As a small business owner, it’s easy to feel like you’re on your own island. But if you ever find yourself stuck in this mentality for too long, it’s probably because you’re unintentionally isolating yourself. What you need is a deep network of business services, partners, and contacts to help you succeed.

Regardless of what business you’re in, what your budget looks like, or the professional skills you have, it’s smart to develop business contacts with as many people as possible. Here are a few contacts you should always have at your fingertips:

1. Lawyer

Most small business owners think, “I can’t afford a lawyer!” But the truth is that you can’t afford to not have a lawyer. You don’t need an attorney in-house – or even need to keep one on retainer – but it’s wise to be on a first name basis with a business attorney whom you can call when you have a question or issue.

Not only will this save your rear end, but it’ll also significantly lower your stress level.

2. CPA

If you’re currently doing all of your month-to-month financial statements, expense filing, taxes, and financial planning, you’re not operating at your peak potential. Accounting is important, but it’s not something you should do yourself.

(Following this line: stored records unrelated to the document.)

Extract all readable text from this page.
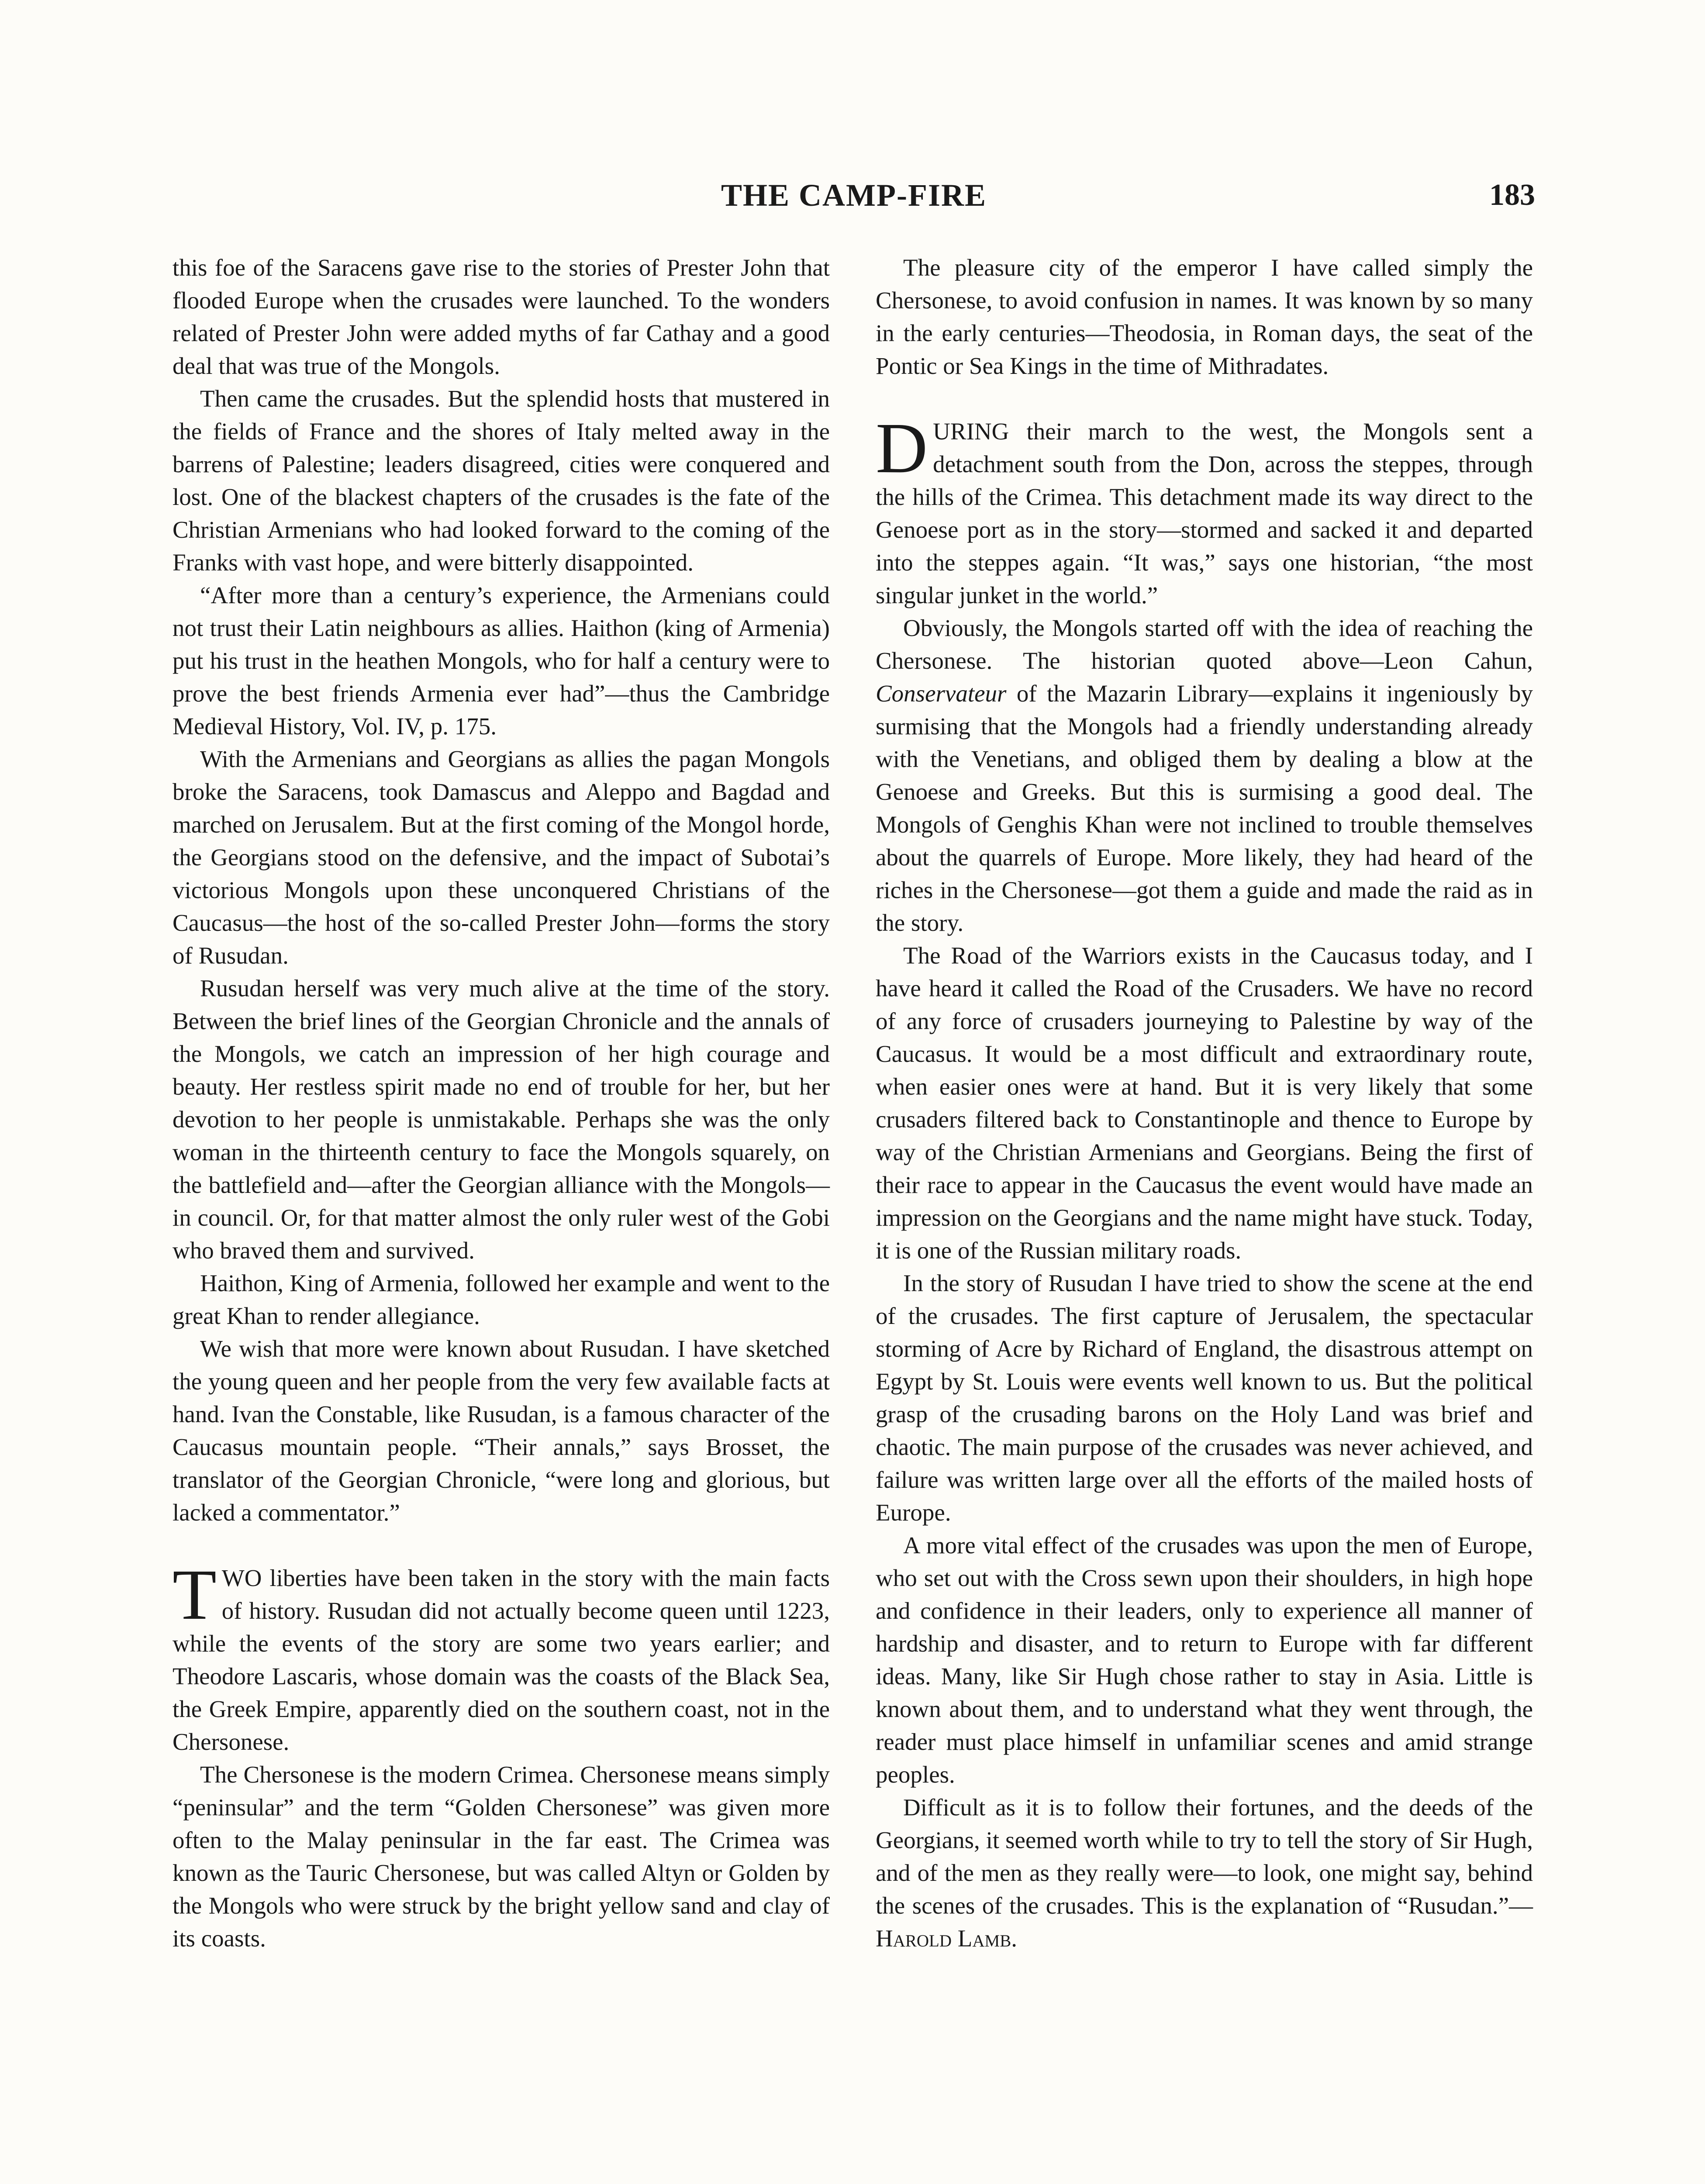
THE CAMP-FIRE	183

this foe of the Saracens gave rise to the stories of Prester John that flooded Europe when the crusades were launched. To the wonders related of Prester John were added myths of far Cathay and a good deal that was true of the Mongols.

Then came the crusades. But the splendid hosts that mustered in the fields of France and the shores of Italy melted away in the barrens of Palestine; leaders disagreed, cities were conquered and lost. One of the blackest chapters of the crusades is the fate of the Christian Armenians who had looked forward to the coming of the Franks with vast hope, and were bitterly disappointed.

“After more than a century’s experience, the Armenians could not trust their Latin neighbours as allies. Haithon (king of Armenia) put his trust in the heathen Mongols, who for half a century were to prove the best friends Armenia ever had”—thus the Cambridge Medieval History, Vol. IV, p. 175.

With the Armenians and Georgians as allies the pagan Mongols broke the Saracens, took Damascus and Aleppo and Bagdad and marched on Jerusalem. But at the first coming of the Mongol horde, the Georgians stood on the defensive, and the impact of Subotai’s victorious Mongols upon these unconquered Christians of the Caucasus—the host of the so-called Prester John—forms the story of Rusudan.

Rusudan herself was very much alive at the time of the story. Between the brief lines of the Georgian Chronicle and the annals of the Mongols, we catch an impression of her high courage and beauty. Her restless spirit made no end of trouble for her, but her devotion to her people is unmistakable. Perhaps she was the only woman in the thirteenth century to face the Mongols squarely, on the battlefield and—after the Georgian alliance with the Mongols—in council. Or, for that matter almost the only ruler west of the Gobi who braved them and survived.

Haithon, King of Armenia, followed her example and went to the great Khan to render allegiance.

We wish that more were known about Rusudan. I have sketched the young queen and her people from the very few available facts at hand. Ivan the Constable, like Rusudan, is a famous character of the Caucasus mountain people. “Their annals,” says Brosset, the translator of the Georgian Chronicle, “were long and glorious, but lacked a commentator.”

TWO liberties have been taken in the story with the main facts of history. Rusudan did not actually become queen until 1223, while the events of the story are some two years earlier; and Theodore Lascaris, whose domain was the coasts of the Black Sea, the Greek Empire, apparently died on the southern coast, not in the Chersonese.

The Chersonese is the modern Crimea. Chersonese means simply “peninsular” and the term “Golden Chersonese” was given more often to the Malay peninsular in the far east. The Crimea was known as the Tauric Chersonese, but was called Altyn or Golden by the Mongols who were struck by the bright yellow sand and clay of its coasts.

The pleasure city of the emperor I have called simply the Chersonese, to avoid confusion in names. It was known by so many in the early centuries—Theodosia, in Roman days, the seat of the Pontic or Sea Kings in the time of Mithradates.

DURING their march to the west, the Mongols sent a detachment south from the Don, across the steppes, through the hills of the Crimea. This detachment made its way direct to the Genoese port as in the story—stormed and sacked it and departed into the steppes again. “It was,” says one historian, “the most singular junket in the world.”

Obviously, the Mongols started off with the idea of reaching the Chersonese. The historian quoted above—Leon Cahun, Conservateur of the Mazarin Library—explains it ingeniously by surmising that the Mongols had a friendly understanding already with the Venetians, and obliged them by dealing a blow at the Genoese and Greeks. But this is surmising a good deal. The Mongols of Genghis Khan were not inclined to trouble themselves about the quarrels of Europe. More likely, they had heard of the riches in the Chersonese—got them a guide and made the raid as in the story.

The Road of the Warriors exists in the Caucasus today, and I have heard it called the Road of the Crusaders. We have no record of any force of crusaders journeying to Palestine by way of the Caucasus. It would be a most difficult and extraordinary route, when easier ones were at hand. But it is very likely that some crusaders filtered back to Constantinople and thence to Europe by way of the Christian Armenians and Georgians. Being the first of their race to appear in the Caucasus the event would have made an impression on the Georgians and the name might have stuck. Today, it is one of the Russian military roads.

In the story of Rusudan I have tried to show the scene at the end of the crusades. The first capture of Jerusalem, the spectacular storming of Acre by Richard of England, the disastrous attempt on Egypt by St. Louis were events well known to us. But the political grasp of the crusading barons on the Holy Land was brief and chaotic. The main purpose of the crusades was never achieved, and failure was written large over all the efforts of the mailed hosts of Europe.

A more vital effect of the crusades was upon the men of Europe, who set out with the Cross sewn upon their shoulders, in high hope and confidence in their leaders, only to experience all manner of hardship and disaster, and to return to Europe with far different ideas. Many, like Sir Hugh chose rather to stay in Asia. Little is known about them, and to understand what they went through, the reader must place himself in unfamiliar scenes and amid strange peoples.

Difficult as it is to follow their fortunes, and the deeds of the Georgians, it seemed worth while to try to tell the story of Sir Hugh, and of the men as they really were—to look, one might say, behind the scenes of the crusades. This is the explanation of “Rusudan.”—Harold Lamb.
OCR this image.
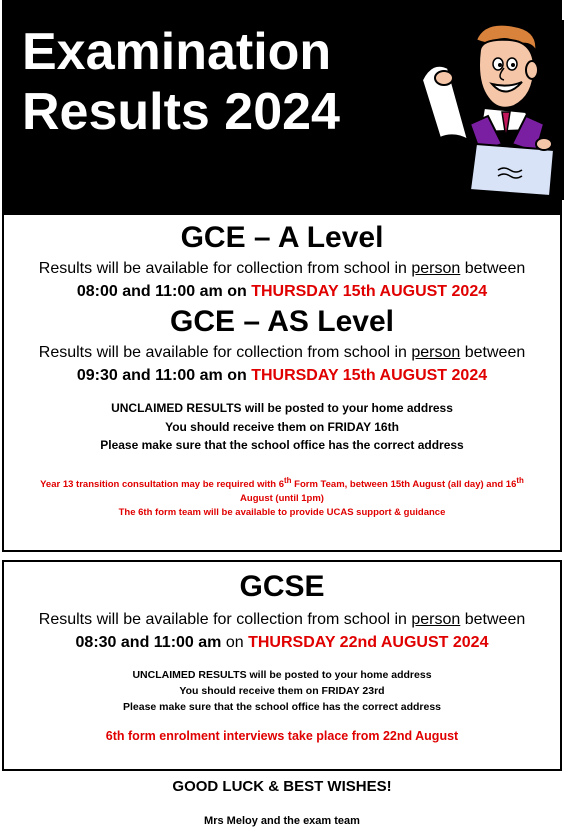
Examination
Results 2024
GCE – A Level
Results will be available for collection from school in person between
08:00 and 11:00 am on THURSDAY 15th AUGUST 2024
GCE – AS Level
Results will be available for collection from school in person between
09:30 and 11:00 am on THURSDAY 15th AUGUST 2024
UNCLAIMED RESULTS will be posted to your home address
You should receive them on FRIDAY 16th
Please make sure that the school office has the correct address
Year 13 transition consultation may be required with 6th Form Team, between 15th August (all day) and 16th
August (until 1pm)
The 6th form team will be available to provide UCAS support & guidance
GCSE
Results will be available for collection from school in person between
08:30 and 11:00 am on THURSDAY 22nd AUGUST 2024
UNCLAIMED RESULTS will be posted to your home address
You should receive them on FRIDAY 23rd
Please make sure that the school office has the correct address
6th form enrolment interviews take place from 22nd August
GOOD LUCK & BEST WISHES!
Mrs Meloy and the exam team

By hiring a CPA – whether through an outsourced accounting firm or as a full-time member of your team – you can keep your financials in order and free up your schedule to focus on the tasks that really matter.

3. Notary

You may or may not need documents notarized on a regular basis, but every business owner will encounter the occasional situation where a quick notary is necessary in order to push a project forward. It’s best if you have an in-house notary.

It’s not very difficult to become an official notary, so you can always encourage one of your administrative assistants to embrace the role.

4. Printing Service

Access to affordable, 24/7 printing services is a must. This enhances your flexibility and gives you the opportunity to quickly produce things like booklets, catalogs, brochures, calendars, and other promotional items.

An online service like PrintingCenterUSA is the most convenient option.

5. Banker

Having a reliable banker is good for a couple of reasons. First off, it gives you access to the right banking plan or package that fits your needs. (This cuts down on costs and ensures proper access to your liquid assets.) Secondly, it helps you with loans, lines of credit, and other financing services that are important to growing and scaling your business operations.

6. Insurance agent

Insurance isn’t something anyone enjoys talking about, but it’s one of the more integral pieces of maintaining and growing a successful business. Without the right insurance policies, you face higher risk and lower certainty.

By aligning with an insurance professional – preferably a broker who isn’t associated with one company – you instantly gain access to all of the best products that are available in the marketplace.

Most importantly, never stop networking.

People often think about business networking in terms of finding new clients and customers. However, it’s equally important to network for the purposes of establishing mutually beneficial partnerships and relationships.

Not sure where to cultivate genuine business connections? The answer is everywhere. From structured environments like small business conferences and trade shows to impromptu encounters at the supermarket or in your neighborhood, you’re surrounded by opportunities.

If the thought of putting yourself out there and networking with total strangers makes you nervous, preparation is the greatest remedy.

As entrepreneur Alyssa Gregory explains, “One of the best ways to ease any anxiety you may have as you prepare for a business networking situation is by developing an elevator pitch. An elevator pitch is a short description of what you do, who you work with and the value you offer to your customers or clients. The goal is to be able to deliver this ‘pitch’ in 60 seconds or less, in a conversational way.”

“Conversational” is an important word in the larger context of networking. Whether you’re building a relationship with an accountant or an investor, you don’t want the interaction to feel forced and scripted. Being genuine and relatable is the best approach.